Equally important is the use of scaled, immersion-cooling, ideally placed to address the macro sustainability of the datacentre sector. While the combination of Nvidia’s accelerated computing platform and the HyperCube’s advanced cooling capabilities already improve energy efficiency of the compute by up to 30 per cent through the elimination of server fans and improved power supply, the overall package also has the benefit of cutting power usage effectiveness – a metric used to determine how efficiently a data centre uses energy – and carbon emissions significantly.

 

Elsewhere, in a poetic twist, as much as AI is the driving force behind these challenges of growing energy consumption within the data centre, AI can also be used to help.
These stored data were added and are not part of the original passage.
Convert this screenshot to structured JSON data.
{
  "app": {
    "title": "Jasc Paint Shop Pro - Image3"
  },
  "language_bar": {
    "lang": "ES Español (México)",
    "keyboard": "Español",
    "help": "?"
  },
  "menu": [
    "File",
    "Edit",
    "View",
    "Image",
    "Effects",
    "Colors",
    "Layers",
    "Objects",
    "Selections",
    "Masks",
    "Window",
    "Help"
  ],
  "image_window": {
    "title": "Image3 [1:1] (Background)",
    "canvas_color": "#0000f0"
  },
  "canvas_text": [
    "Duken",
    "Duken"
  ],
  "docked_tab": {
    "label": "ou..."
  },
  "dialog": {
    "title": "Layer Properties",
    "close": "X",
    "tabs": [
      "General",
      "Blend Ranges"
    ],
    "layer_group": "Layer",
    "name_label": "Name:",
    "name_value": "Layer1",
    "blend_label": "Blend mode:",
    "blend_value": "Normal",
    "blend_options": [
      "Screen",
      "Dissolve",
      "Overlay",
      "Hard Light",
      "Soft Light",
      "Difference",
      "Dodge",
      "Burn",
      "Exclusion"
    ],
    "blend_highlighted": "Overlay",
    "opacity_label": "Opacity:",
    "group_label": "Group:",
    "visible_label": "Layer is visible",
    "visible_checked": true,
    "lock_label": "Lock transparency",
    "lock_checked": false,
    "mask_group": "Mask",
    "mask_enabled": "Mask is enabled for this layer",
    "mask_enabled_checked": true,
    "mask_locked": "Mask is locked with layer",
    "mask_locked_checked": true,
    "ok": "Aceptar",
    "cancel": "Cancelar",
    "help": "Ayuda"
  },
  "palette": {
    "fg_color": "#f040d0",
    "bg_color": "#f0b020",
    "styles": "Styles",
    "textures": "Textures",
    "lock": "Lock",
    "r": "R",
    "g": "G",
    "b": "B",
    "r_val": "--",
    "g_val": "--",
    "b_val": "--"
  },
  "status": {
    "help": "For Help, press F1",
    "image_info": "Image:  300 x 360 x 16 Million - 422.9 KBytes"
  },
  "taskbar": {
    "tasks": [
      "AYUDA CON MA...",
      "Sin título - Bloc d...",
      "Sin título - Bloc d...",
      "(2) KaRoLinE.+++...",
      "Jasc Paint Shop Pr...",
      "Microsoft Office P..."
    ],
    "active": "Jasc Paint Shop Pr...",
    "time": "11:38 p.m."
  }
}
Using predictive analytics and real-time monitoring, AI algorithms can be used to optimise data-centre cooling, dynamically adjusted based on needs, ensuring not only efficiency but also improved reliability.

 

To achieve this goal, we partnered with leading control-system vendors to use AI and machine-learning technology within our data centres to improve cooling-system efficiency.

 

Solving real problems while ensuring a sustainable and innovative future

 

Technology and, indeed, AI are playing a critical role in helping to solve the world’s climate change challenges. The insights gleaned from analysing climate data, for example, can help make better climate pattern models, which in turn help us make more informed predictions, which can have an impact on the effectiveness of potential mitigation strategies.

 

Many in the industry are already hard at work applying deeplearning models trained on Nvidia GPUs to solve real-world problems. For example, researchers from the University of California at Berkeley and Santa Cruz, and the Technical University of Munich, are tackling earthquake predictions, while a medical-device company is developing technology that enables surgeons to evaluate tissue biopsies in the operating room, with AI-accelerated insights in just minutes, versus what would otherwise take weeks going through a pathology lab.

 

The benefits of AI to society are both radical and immense. It has the potential not only to transform economies but also to revolutionise how we work, live and play. While the current challenges posed by AI’s expansion are formidable, they are not insurmountable. Through ingenuity, innovation and a commitment to sustainability, we can democratise access and ensure a cost-effective path for organisations both large and small to leverage AI. This will pave the way for an AI-driven world while still prioritising environmental responsibility. By understanding the true costs of AI, from energy to infrastructure, we can ensure that our journey into the future is as sustainable as it is innovative.

 

The writer is group chief technology officer of ST Telemedia Global Data Centres.